FOX23 learned that this type of crime is common around tax time.
Violet Saffell said she filed her state and federal income tax return a week and a half later than normal. She said that someone else already used her 3-year-old son’s name and social security number to claim him as a dependent.
“As a parent, you try to protect your child from everything and this is just something that sideswiped us. You can never imagine this happening. Especially to a 3-year-old,” Saffell said.
When Saffell and her husband filed their income tax return online they quickly got a message back from the IRS.
“I actually got told that I was denied because I was told someone already claimed my son on their taxes,” Saffell said.
Saffell said someone had stolen her son’s identity and according to the Tulsa Police Financial Crimes Unit, children's social security numbers are often stolen to commit this type of tax fraud. People like Saffell are now out of thousands of dollars in tax returns.
“We were going to get $2,400 and now we have to pay in about $1,300.”
Saffell said she filed a police report and a dispute with the IRS, which involves a lot of paperwork and notarized proof that her son is actually her son.
She said the most frustrating part is that the IRS can’t tell her who claimed her son as a dependent. Even TPD said they can’t get that information without a subpoena.
“Because of privacy laws we’re not allowed to know the name of the person who stole our son’s identity, which I think is ridiculous. Where were the privacy laws when they took my 3-year-old’s social security number?” Saffell said.

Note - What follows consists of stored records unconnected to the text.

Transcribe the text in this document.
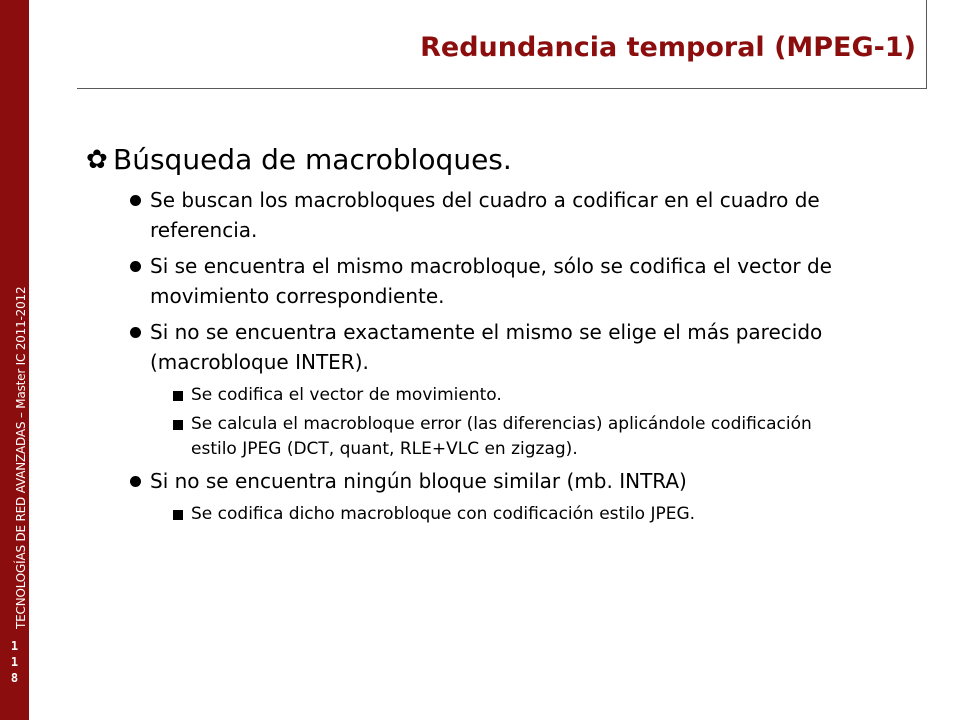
TECNOLOGÍAS DE RED AVANZADAS – Master IC 2011-2012
1
1
8
Redundancia temporal (MPEG-1)
✿ Búsqueda de macrobloques.
Se buscan los macrobloques del cuadro a codificar en el cuadro de referencia.
Si se encuentra el mismo macrobloque, sólo se codifica el vector de movimiento correspondiente.
Si no se encuentra exactamente el mismo se elige el más parecido (macrobloque INTER).
Se codifica el vector de movimiento.
Se calcula el macrobloque error (las diferencias) aplicándole codificación estilo JPEG (DCT, quant, RLE+VLC en zigzag).
Si no se encuentra ningún bloque similar (mb. INTRA)
Se codifica dicho macrobloque con codificación estilo JPEG.
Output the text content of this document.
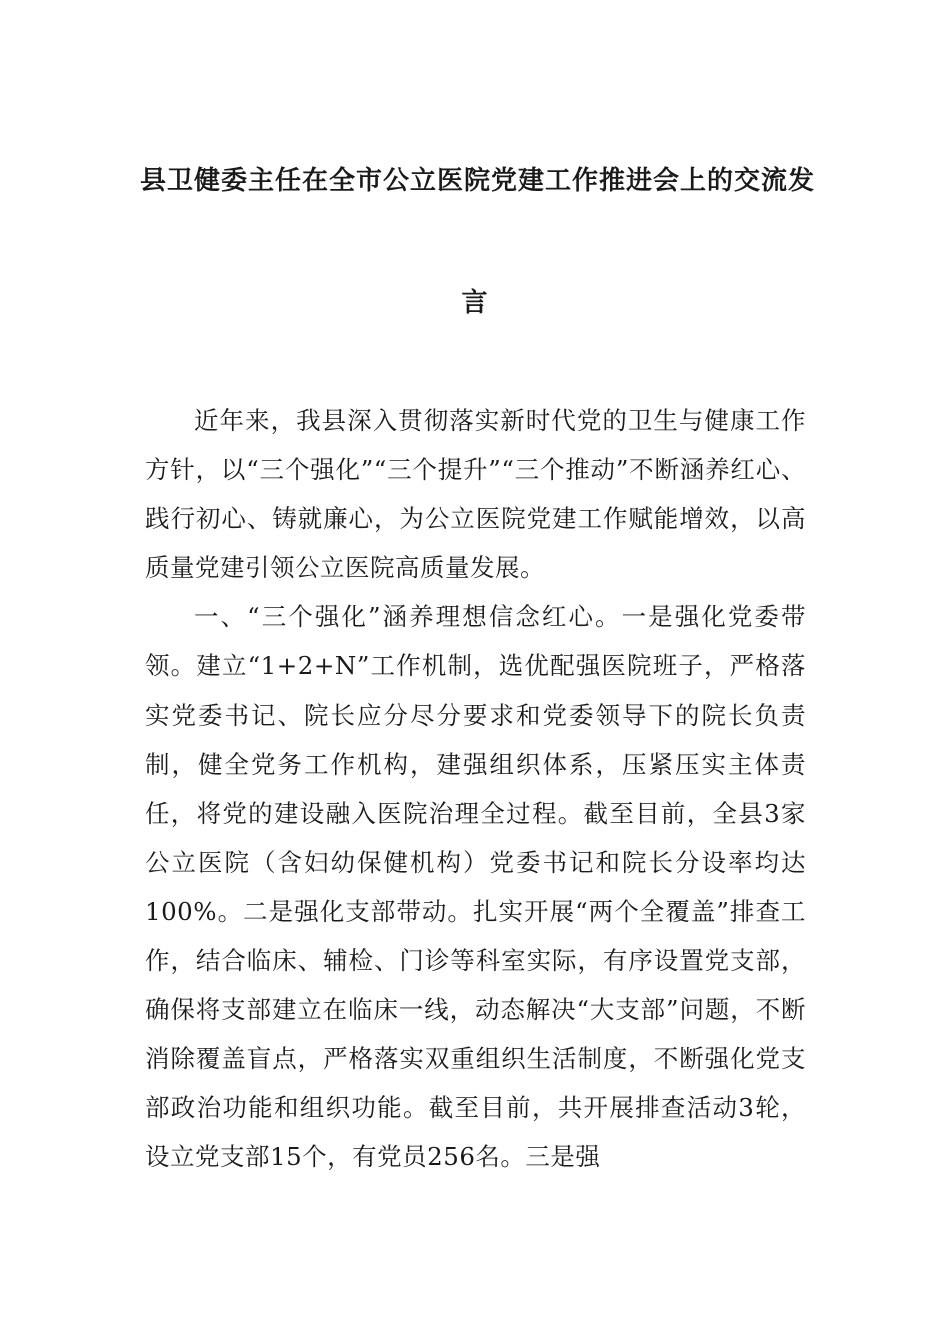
县卫健委主任在全市公立医院党建工作推进会上的交流发
言

近年来，我县深入贯彻落实新时代党的卫生与健康工作方针，以“三个强化”“三个提升”“三个推动”不断涵养红心、践行初心、铸就廉心，为公立医院党建工作赋能增效，以高质量党建引领公立医院高质量发展。

一、“三个强化”涵养理想信念红心。一是强化党委带领。建立“1+2+N”工作机制，选优配强医院班子，严格落实党委书记、院长应分尽分要求和党委领导下的院长负责制，健全党务工作机构，建强组织体系，压紧压实主体责任，将党的建设融入医院治理全过程。截至目前，全县3家公立医院（含妇幼保健机构）党委书记和院长分设率均达100%。二是强化支部带动。扎实开展“两个全覆盖”排查工作，结合临床、辅检、门诊等科室实际，有序设置党支部，确保将支部建立在临床一线，动态解决“大支部”问题，不断消除覆盖盲点，严格落实双重组织生活制度，不断强化党支部政治功能和组织功能。截至目前，共开展排查活动3轮，设立党支部15个，有党员256名。三是强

Saffell said she worries about the affect this crime will have on her son in the future.
"He's just a child and he's already tainted because they have used his name and stuff like that in a negative way," Saffell said.
TPD said it is often family members who end up stealing children’s identities, but Saffell said her family members have not filed taxes yet. She said she suspected that her son’s identity may have been stolen more than two and a half years ago when their home was broken into.